Journeyman vocalist David Coverdale first tasted mass success during the mid-1970s. Drafted in to replace Ian Gillan in the Mk IV line-up of hard rock colossus Deep Purple, he quickly established his credentials, and his charismatic roar graced three big-selling LPs, Burn, the funk and soul-flavoured Stormbringer and Come Taste The Band, before the group went on hiatus in 1976.
Post-Purple, Coverdale recorded a pair of low-key solo LPs, White Snake and Northwinds, with his new collaborator, former Frankie Miller guitarist Micky Moody, before the pair co-founded Whitesnake in 1978.
The new band’s original line-up – which also featured ex-Deep Purple keyboardist Jon Lord, guitarist Bernie Marsden (UFO) and former Colosseum bassist Neil Murray – displayed an impressive pedigree. Yet, despite their inherent virtuosity, Whitesnake’s first two LPs, Trouble and ’79’s Lovehunter, were unleashed upon a hostile, punk and new wave-dominated world, and barely dented the charts.
However, after weekly rock paper Sounds coined the term New Wave Of British Heavy Metal, home-grown, hard rock/metal outfits such as Iron Maiden and Motörhead began storming the British Top 40. Association with this (actually relatively disparate) scene did Whitesnake no harm, and across 1980-81 the band finally broke into the mainstream: their third and fourth albums, Ready An’ Willing and Come An’ Get It, respectively, going gold in the UK and spawning evergreen Top 20 hits including ‘Fool For Your Loving’ and ‘Don’t Break My Heart Again’.
Come An’ Get It was only denied the UK No.1 spot by Adam And The Ants’ Kings Of The Wild Frontier, and Whitesnake’s excellent fifth LP, Saints & Sinners, again broached the UK Top 10 and went silver in 1982. Superficially, the group appeared to be on top of the world, yet there was turmoil behind the scenes.
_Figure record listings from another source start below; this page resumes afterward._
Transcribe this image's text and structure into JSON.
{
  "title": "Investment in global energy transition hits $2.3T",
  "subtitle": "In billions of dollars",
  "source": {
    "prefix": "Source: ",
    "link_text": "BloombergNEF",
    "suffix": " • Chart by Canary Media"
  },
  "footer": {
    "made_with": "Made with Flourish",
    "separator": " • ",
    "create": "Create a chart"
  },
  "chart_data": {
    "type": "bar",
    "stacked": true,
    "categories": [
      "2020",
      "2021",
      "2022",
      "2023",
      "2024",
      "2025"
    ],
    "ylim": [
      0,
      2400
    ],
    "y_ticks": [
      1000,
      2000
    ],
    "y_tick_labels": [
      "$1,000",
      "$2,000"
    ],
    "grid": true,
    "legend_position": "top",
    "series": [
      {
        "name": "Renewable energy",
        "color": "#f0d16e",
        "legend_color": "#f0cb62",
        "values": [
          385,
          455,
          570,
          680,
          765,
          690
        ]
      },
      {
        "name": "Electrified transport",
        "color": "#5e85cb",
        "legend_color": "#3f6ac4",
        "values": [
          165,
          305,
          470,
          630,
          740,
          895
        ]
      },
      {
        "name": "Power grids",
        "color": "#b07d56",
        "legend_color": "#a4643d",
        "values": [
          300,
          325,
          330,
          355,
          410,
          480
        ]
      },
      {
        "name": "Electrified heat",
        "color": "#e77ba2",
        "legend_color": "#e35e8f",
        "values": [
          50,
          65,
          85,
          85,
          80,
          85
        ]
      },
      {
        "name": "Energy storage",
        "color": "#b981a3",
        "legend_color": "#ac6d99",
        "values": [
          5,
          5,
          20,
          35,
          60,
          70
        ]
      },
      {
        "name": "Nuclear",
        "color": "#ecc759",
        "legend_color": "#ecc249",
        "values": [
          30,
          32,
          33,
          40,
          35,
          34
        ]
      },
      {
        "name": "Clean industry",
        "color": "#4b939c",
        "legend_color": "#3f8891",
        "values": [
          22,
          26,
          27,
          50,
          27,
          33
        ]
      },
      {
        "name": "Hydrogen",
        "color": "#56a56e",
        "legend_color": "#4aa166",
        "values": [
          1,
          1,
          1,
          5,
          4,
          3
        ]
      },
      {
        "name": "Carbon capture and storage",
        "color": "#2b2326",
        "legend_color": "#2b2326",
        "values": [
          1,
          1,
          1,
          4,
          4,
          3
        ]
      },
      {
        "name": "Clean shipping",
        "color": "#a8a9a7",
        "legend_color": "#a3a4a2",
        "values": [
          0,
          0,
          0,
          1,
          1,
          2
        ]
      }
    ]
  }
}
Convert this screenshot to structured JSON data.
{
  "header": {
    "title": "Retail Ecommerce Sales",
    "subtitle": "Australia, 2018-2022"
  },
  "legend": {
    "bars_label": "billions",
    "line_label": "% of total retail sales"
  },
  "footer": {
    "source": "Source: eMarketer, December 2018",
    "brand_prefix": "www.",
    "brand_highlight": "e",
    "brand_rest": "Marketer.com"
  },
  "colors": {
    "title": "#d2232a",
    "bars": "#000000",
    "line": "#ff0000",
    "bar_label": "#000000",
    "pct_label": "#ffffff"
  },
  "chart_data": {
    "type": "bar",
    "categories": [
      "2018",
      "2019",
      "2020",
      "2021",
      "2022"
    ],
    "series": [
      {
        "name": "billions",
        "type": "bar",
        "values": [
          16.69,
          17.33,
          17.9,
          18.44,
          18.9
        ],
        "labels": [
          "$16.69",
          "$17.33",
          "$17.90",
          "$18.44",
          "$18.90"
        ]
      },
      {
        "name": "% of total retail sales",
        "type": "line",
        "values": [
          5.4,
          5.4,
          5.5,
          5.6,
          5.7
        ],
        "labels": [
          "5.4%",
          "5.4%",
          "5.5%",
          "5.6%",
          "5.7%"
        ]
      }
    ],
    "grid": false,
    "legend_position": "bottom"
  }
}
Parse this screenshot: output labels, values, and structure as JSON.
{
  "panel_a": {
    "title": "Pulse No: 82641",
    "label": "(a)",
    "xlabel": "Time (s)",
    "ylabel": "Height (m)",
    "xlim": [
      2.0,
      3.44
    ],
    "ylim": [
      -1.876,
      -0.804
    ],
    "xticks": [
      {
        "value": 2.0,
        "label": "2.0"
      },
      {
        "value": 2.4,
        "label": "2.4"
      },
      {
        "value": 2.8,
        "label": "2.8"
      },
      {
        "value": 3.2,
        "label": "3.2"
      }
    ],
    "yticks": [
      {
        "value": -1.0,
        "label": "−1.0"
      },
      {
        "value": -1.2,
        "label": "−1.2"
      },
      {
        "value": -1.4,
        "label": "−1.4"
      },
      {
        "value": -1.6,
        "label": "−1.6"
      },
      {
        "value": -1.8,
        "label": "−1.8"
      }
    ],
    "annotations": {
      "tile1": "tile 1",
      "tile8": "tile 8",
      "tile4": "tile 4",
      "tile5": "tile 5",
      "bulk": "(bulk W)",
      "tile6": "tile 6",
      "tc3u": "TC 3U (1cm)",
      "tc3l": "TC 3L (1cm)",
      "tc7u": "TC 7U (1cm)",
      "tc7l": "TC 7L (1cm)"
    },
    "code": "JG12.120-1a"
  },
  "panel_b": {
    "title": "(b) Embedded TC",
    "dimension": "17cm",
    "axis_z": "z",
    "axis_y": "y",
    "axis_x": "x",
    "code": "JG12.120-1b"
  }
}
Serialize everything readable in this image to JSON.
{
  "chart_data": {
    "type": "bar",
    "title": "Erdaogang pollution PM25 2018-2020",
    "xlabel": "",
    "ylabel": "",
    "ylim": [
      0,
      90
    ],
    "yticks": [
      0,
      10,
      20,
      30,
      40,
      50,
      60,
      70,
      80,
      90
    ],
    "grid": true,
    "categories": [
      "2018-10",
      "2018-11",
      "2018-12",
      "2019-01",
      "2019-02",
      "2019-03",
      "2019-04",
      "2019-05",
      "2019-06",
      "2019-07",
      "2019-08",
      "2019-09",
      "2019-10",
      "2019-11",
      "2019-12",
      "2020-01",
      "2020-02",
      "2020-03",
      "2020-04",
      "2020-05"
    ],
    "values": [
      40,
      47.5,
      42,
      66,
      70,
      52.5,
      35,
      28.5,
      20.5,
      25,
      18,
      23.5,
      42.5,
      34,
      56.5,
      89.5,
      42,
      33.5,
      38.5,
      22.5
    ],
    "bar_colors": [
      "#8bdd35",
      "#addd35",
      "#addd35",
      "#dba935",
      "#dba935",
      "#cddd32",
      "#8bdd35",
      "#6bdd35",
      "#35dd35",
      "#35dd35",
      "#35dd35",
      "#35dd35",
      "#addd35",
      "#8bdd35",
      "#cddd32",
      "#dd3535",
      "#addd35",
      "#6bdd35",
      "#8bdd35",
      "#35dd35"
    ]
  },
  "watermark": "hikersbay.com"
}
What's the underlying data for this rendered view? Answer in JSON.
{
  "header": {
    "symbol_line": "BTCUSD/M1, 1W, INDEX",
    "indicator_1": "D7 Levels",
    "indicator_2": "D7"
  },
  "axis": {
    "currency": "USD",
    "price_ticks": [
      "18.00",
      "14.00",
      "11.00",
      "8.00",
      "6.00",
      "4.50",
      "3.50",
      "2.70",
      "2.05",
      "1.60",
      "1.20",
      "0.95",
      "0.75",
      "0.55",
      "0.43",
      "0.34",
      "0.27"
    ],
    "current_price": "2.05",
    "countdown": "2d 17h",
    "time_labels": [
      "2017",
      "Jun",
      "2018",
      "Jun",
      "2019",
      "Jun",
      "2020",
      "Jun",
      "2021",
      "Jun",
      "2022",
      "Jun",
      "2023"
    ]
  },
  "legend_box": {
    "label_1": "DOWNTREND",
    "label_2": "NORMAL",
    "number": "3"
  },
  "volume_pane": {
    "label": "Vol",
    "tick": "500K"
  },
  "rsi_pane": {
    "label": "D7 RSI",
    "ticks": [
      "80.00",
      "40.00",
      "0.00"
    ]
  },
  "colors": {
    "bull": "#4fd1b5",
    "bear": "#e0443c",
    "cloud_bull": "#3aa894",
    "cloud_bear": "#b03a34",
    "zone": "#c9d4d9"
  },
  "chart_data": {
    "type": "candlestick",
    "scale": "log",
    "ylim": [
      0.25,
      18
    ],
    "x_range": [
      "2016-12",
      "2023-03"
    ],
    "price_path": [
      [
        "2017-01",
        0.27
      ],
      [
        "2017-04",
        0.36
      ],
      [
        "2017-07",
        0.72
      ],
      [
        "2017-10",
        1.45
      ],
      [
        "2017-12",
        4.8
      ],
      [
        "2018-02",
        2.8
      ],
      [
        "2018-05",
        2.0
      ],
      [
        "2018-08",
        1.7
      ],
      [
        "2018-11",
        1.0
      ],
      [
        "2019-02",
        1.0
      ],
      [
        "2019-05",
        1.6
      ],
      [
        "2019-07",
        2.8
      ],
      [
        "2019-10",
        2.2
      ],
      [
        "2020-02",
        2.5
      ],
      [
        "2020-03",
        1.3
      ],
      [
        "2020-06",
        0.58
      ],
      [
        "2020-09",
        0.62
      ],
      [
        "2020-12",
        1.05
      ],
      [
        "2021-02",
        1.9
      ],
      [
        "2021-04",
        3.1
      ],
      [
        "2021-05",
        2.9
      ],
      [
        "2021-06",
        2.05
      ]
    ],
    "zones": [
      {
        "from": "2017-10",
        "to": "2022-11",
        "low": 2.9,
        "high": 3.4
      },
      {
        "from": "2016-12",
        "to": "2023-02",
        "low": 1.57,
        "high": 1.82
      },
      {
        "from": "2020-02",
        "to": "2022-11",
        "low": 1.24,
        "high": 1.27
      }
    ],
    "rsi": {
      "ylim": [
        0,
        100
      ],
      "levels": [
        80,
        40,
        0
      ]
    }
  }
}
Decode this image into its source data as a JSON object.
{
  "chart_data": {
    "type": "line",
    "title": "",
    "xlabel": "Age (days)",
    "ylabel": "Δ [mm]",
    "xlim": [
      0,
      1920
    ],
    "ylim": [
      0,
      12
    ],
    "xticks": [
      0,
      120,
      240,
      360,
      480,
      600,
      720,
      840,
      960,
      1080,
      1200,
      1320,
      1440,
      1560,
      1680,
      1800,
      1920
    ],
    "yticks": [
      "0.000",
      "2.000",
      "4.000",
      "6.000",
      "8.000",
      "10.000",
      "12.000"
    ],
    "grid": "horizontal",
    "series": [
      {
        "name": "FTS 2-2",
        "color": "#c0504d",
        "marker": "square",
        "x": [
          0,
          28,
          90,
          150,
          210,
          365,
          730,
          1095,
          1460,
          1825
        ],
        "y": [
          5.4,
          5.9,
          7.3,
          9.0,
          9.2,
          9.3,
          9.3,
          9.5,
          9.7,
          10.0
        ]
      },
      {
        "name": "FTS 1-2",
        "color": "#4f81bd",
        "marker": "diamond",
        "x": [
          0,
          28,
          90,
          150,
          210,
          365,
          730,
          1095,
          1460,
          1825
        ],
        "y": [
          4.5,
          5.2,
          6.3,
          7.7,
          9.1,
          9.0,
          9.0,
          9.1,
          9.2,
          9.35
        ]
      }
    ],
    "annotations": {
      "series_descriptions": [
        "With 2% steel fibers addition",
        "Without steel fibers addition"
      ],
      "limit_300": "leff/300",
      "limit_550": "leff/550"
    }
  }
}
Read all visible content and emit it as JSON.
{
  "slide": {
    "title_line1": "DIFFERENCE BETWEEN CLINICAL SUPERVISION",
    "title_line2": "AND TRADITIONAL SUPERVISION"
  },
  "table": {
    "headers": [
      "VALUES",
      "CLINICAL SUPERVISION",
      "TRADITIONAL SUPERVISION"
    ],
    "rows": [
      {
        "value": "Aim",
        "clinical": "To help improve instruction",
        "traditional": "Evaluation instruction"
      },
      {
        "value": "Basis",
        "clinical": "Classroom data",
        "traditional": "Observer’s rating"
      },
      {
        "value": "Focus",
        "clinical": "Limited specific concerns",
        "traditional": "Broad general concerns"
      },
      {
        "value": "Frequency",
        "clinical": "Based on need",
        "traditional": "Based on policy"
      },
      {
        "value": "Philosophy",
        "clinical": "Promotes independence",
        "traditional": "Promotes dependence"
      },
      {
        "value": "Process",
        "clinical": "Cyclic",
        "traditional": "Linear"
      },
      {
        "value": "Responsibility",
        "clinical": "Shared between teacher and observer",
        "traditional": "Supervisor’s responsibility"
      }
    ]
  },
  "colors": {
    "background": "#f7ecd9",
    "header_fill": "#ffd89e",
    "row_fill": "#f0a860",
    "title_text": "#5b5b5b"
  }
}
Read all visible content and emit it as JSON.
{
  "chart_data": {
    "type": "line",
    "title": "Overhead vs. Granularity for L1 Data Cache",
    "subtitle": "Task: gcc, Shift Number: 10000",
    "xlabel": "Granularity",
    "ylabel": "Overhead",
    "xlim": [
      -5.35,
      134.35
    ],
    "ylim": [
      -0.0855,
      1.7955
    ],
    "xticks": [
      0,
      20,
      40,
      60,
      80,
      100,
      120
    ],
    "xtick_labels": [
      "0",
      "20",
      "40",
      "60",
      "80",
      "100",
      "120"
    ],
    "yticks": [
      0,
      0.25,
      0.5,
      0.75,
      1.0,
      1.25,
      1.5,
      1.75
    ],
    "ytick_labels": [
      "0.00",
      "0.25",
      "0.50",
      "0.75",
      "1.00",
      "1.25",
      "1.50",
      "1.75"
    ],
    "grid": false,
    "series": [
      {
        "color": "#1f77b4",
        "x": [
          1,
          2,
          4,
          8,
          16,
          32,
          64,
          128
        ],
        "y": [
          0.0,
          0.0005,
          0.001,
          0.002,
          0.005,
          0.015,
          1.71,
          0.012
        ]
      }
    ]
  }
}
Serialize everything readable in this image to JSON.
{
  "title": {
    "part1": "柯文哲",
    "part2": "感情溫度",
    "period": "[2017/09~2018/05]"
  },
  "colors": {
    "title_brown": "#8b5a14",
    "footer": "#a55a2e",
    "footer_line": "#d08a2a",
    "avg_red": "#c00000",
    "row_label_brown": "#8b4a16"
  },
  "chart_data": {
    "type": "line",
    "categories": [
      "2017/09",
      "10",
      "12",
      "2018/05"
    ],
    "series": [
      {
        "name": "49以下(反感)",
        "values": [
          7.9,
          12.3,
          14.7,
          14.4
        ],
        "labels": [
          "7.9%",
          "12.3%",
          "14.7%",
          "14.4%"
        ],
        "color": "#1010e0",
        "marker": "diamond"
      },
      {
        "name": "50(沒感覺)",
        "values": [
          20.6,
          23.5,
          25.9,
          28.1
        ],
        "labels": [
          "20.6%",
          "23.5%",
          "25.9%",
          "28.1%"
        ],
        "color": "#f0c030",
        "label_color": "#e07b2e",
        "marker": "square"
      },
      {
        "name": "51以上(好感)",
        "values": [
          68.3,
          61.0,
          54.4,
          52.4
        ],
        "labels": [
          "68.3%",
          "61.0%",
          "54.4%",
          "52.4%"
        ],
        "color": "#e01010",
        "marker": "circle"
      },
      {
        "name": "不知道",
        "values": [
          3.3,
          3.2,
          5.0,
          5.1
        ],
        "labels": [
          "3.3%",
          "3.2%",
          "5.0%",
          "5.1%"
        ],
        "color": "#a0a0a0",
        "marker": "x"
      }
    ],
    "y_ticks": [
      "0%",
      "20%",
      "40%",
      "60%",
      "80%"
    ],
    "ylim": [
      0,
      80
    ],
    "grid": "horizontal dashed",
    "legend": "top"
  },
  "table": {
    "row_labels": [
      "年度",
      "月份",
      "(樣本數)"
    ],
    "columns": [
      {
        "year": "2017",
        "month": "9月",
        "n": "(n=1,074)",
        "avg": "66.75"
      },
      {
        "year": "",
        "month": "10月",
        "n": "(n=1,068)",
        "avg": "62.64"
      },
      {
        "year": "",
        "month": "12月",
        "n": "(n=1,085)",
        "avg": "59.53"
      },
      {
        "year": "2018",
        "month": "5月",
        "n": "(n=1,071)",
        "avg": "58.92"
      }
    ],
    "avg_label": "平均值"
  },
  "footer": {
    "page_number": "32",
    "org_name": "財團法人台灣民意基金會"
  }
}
The band were blighted by management-related issues and internal disagreements, the latter ensuring that, when Saints & Sinners appeared in November ’82, only Coverdale, Jon Lord and Micky Moody remained from the original line-up.
Despite the strife, Saints & Sinners proved itself to be one of Whitesnake’s most accessible and consistent waxings. Though usually recalled as the record that housed the original versions of ‘Crying In The Rain’ and ‘Here I Go Again’ (both later re-recorded and included on 1987’s multi-platinum Whitesnake), the album also included eminently covetable – and equally enduring – old-school fare such as the fiery, Free-esque ‘Victim Of Love’ and the bad-ass, Stones-like boogie of ‘Bloody Luxury’, not to mention quintessential, innuendo-laden anthems such as ‘Rock’n’Roll Angels’ and the lusty ‘Dancing Girls’.
Whitesnake undertook a triumphant world tour (including a Castle Donington Monsters Of Rock headline slot) in support of Saints & Sinners, but internal disagreements persisted and Coverdale eventually recruited a new-look line-up, including veteran drummer Cozy Powell and ex-Thin Lizzy guitarist John Sykes, to shape 1984’s multi-platinum-selling Slide It In.